Dit najaar sta je geprogrammeerd op Crossing Border. Kijk je uit naar de promotour?
Szalay: Jazeker. Ik raak het reizen niet beu, en Crossing Border is een boeiend festival, ook omdat ze literatuur en muziek samenbrengen. Ik verlang ernaar om mijn lezers te ontmoeten, en bovenal verlang ik nu naar november, want de zomerhitte doet mijn brein smelten.
Het vlees
Uit bij Nijgh & Van Ditmar.
Crossing Border
Van 05 tot 09.11 in Den Haag en Antwerpen, crossingborder.be
Boeken met vlees aan volgens David Szalay
Animal Farm – George Orwell
‘Dit was waarschijnlijk het eerste “echte” boek dat ik las. Ik was elf, en herinner me nog levendig hoe verontwaardigd ik was, hoe kwaad. George Orwell sloeg mijn jeugdige naïviteit aan diggelen. Hij toonde me hoe vreselijk hypocriet en onrechtvaardig de wereld in elkaar kon zitten. Het was een onvergetelijke les, ook op literair vlak: zijn parabel is een masterclass in de vertelkunst.’

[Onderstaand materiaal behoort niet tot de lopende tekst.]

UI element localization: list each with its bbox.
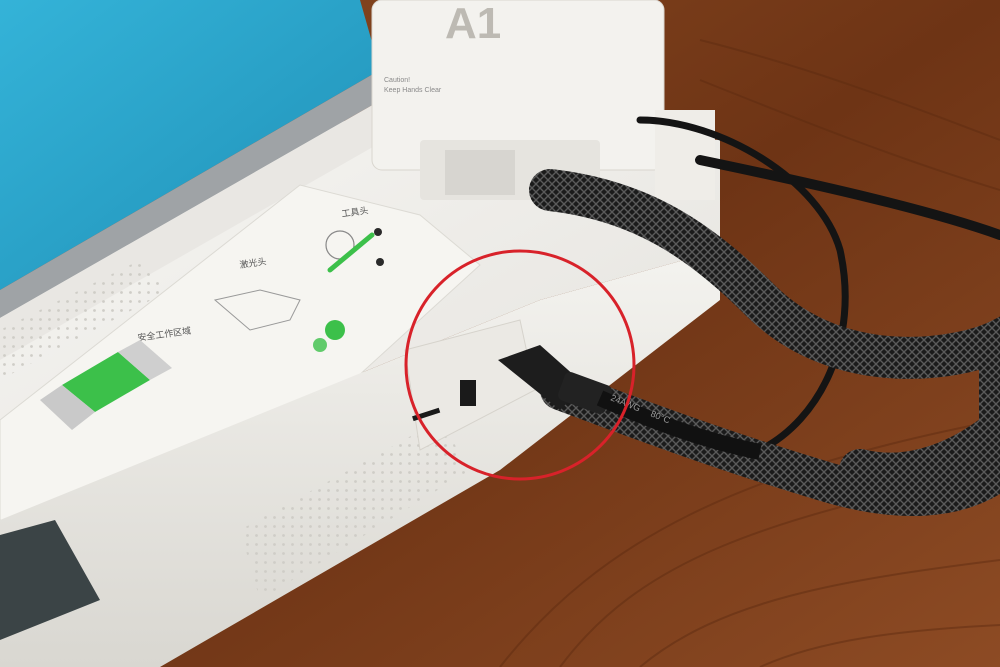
model-mark: A1 [445, 0, 501, 48]
laser-green-dot [325, 320, 345, 340]
tool-head: A1 Caution! Keep Hands Clear [371, 0, 715, 200]
photo-scene: 工具头 激光头 安全工作区域 A1 Caution! Keep Hands Cl… [0, 0, 1000, 667]
usb-port[interactable] [460, 380, 476, 406]
tool-head-dot-2 [376, 258, 384, 266]
tool-head-dot [374, 228, 382, 236]
caution-line-1: Caution! [384, 77, 410, 84]
laser-green-dot-2 [313, 338, 327, 352]
caution-line-2: Keep Hands Clear [384, 87, 442, 94]
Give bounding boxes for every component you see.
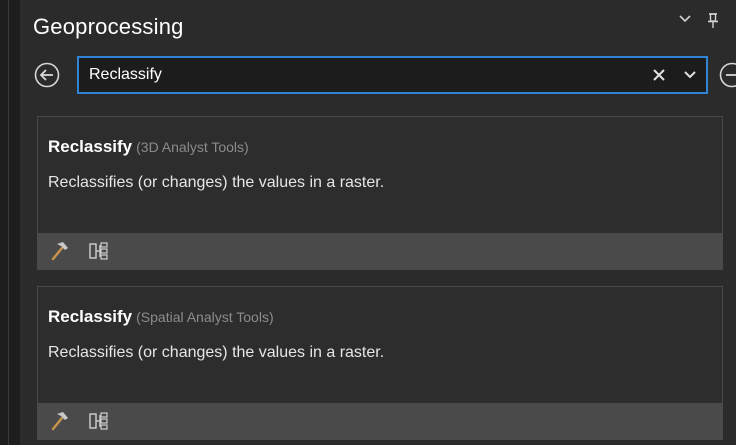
- tool-name: Reclassify: [48, 137, 133, 156]
- pane-options-button[interactable]: [678, 12, 692, 31]
- back-button[interactable]: [33, 61, 61, 89]
- result-footer: [38, 233, 722, 269]
- chevron-down-icon: [684, 71, 696, 79]
- circle-minus-icon: [719, 62, 736, 88]
- clear-search-button[interactable]: [649, 65, 669, 85]
- result-item[interactable]: Reclassify (3D Analyst Tools) Reclassifie…: [37, 116, 723, 270]
- hammer-icon: [51, 242, 68, 261]
- tool-description: Reclassifies (or changes) the values in …: [48, 344, 385, 361]
- tool-name: Reclassify: [48, 307, 133, 326]
- left-gutter: [0, 0, 20, 445]
- geoprocessing-pane: Geoprocessing Reclassify Reclassify (3D …: [0, 0, 736, 445]
- pane-title: Geoprocessing: [33, 14, 184, 39]
- tool-description: Reclassifies (or changes) the values in …: [48, 174, 385, 191]
- search-input[interactable]: [89, 58, 629, 92]
- model-builder-icon: [89, 412, 108, 430]
- model-builder-icon: [89, 242, 108, 260]
- back-arrow-icon: [34, 62, 60, 88]
- chevron-down-icon: [679, 15, 691, 23]
- toolbox-name: (3D Analyst Tools): [136, 139, 249, 155]
- result-item[interactable]: Reclassify (Spatial Analyst Tools) Reclas…: [37, 286, 723, 440]
- more-options-button[interactable]: [718, 61, 736, 89]
- result-footer: [38, 403, 722, 439]
- pin-button[interactable]: [706, 12, 720, 35]
- hammer-icon: [51, 412, 68, 431]
- search-dropdown-button[interactable]: [681, 66, 699, 84]
- toolbox-name: (Spatial Analyst Tools): [136, 309, 274, 325]
- tool-search-box[interactable]: [77, 56, 708, 94]
- close-icon: [653, 69, 665, 81]
- pin-icon: [708, 13, 718, 28]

The Pound Era – Hugh Kenner
‘Deze auteur moet ik misschien wat kaderen. Hugh Kenner was een Canadese professor moderne literatuur. Een academicus, maar ook een begenadigd essayist. In dit boek onderzoekt hij de impact van Ezra Pound op modernisten als James Joyce en Samuel Beckett. Daarbij schetst hij ook de historische context en zo laat hij zien hoeveel literatuur kan betekenen. Ik las het in mijn latere tienerjaren en Kenner heeft mijn blik op literatuur gevormd en verruimd.’
Rabbit, Run – John Updike
‘Begin de twintig was ik toen ik deze Amerikaanse klassieker voor het eerst las – even oud als de protagonist, Rabbit. Wat me vooral trof, was het gemak waarmee John Updike morele en filosofische dilemma’s verweeft in het alledaagse leven van een kleinburgerlijk Amerikaans mannetje. Het voelt allemaal heel echt aan, alsof je een documentaire bekijkt. Nooit wordt het sentimenteel, en Updike leerde me dat humor geen taboe is in literatuur.’
David Szalay
Geboren in 1974 in Montréal, zijn moeder is Canadese, zijn vader Hongaar.
Wordt in 2016 genomineerd voor de Man Booker Prize met de verhalenbundel All That Man Is.
Maakt ook indruk met de verhalenbundel Turbulence, oorspronkelijk bedacht als hoorspel voor de BBC.